Slow - Motion Video Synthesis for Basketball Using Frame Interpolation
Jiantang Huang
TL;DR
This work addresses the challenge of producing high-fidelity slow-motion basketball video from standard broadcast footage by domain-adapting a fast video frame interpolation model to basketball content. The authors fine-tune RIFE on the basketball subset of SportsSloMo, using focused data preparation, 10 epochs of AdamW training, and simple augmentations. On held-out clips, the fine-tuned RIFE achieves $PSNR\approx 34.3$ dB and $SSIM\approx 0.949$, outperforming both the base RIFE and Super SloMo while delivering real-time or near-real-time synthesis on consumer GPUs (about $30$ fps). The results indicate that task-specific adaptation is crucial for sports slow-motion, offering a practical, efficient solution for broadcast and consumer applications; future improvements may include multi-frame context and perceptual losses to further boost quality.
Abstract
Basketball broadcast footage is traditionally captured at 30-60 fps, limiting viewers' ability to appreciate rapid plays such as dunks and crossovers.

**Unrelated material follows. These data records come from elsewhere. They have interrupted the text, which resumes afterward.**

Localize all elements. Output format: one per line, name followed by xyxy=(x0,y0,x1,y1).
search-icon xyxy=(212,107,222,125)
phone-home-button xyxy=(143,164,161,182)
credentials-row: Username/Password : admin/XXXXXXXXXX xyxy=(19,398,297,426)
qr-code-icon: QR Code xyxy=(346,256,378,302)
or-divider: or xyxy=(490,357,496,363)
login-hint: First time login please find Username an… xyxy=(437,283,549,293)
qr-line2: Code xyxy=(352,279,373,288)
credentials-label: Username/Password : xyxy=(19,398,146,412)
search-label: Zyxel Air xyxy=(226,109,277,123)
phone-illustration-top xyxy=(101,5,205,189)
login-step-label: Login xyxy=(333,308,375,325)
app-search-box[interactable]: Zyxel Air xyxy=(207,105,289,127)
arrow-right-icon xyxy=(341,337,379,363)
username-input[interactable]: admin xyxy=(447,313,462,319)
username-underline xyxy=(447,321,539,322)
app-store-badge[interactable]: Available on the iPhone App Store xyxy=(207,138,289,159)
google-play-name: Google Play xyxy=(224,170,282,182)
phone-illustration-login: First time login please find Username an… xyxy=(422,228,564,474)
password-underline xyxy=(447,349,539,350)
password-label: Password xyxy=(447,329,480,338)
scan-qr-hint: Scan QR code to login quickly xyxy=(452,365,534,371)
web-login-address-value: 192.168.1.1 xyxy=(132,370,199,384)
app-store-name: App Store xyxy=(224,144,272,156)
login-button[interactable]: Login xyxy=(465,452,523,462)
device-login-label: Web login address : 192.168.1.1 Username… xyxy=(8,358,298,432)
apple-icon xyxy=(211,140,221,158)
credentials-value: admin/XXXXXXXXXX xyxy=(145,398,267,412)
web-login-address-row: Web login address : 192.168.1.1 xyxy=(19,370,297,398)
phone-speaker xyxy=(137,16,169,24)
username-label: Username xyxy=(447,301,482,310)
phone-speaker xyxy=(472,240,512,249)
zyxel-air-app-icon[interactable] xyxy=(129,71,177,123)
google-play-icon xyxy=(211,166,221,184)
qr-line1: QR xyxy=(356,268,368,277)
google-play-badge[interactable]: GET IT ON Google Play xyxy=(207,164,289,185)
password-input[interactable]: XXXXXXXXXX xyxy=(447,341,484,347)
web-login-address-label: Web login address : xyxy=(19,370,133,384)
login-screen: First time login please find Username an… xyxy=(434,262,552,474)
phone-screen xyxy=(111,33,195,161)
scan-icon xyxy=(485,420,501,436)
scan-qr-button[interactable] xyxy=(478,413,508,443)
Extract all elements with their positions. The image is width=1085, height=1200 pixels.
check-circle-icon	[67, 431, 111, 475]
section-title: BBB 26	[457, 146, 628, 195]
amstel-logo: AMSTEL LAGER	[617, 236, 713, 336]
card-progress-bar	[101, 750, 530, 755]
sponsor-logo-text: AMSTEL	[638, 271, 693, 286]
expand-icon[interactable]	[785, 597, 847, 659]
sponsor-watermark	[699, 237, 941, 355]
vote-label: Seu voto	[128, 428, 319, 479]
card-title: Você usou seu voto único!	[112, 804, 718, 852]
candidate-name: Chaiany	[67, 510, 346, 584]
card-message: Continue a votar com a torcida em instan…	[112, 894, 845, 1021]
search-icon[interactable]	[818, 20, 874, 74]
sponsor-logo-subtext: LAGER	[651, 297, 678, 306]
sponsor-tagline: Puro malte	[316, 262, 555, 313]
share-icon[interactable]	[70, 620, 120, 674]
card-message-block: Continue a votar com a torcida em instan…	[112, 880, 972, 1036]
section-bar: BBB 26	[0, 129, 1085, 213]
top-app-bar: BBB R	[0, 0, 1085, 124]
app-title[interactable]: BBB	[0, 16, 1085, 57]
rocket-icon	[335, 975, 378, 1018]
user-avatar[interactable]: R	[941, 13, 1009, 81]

We present a real-time slow-motion synthesis system that produces high-quality basketball-specific interpolated frames by fine-tuning the recent Real-Time Intermediate Flow Estimation (RIFE) network on the SportsSloMo dataset. Our pipeline isolates the basketball subset of SportsSloMo, extracts training triplets, and fine-tunes RIFE with human-aware random cropping. We compare the resulting model against Super SloMo and the baseline RIFE model using Peak Signal-to-Noise Ratio (PSNR) and Structural Similarity (SSIM) on held-out clips. The fine-tuned RIFE attains a mean PSNR of 34.3 dB and SSIM of 0.949, outperforming Super SloMo by 2.1 dB and the baseline RIFE by 1.3 dB. A lightweight Gradio interface demonstrates end-to-end 4x slow-motion generation on a single RTX 4070 Ti Super at approximately 30 fps. These results indicate that task-specific adaptation is crucial for sports slow-motion, and that RIFE provides an attractive accuracy-speed trade-off for consumer applications.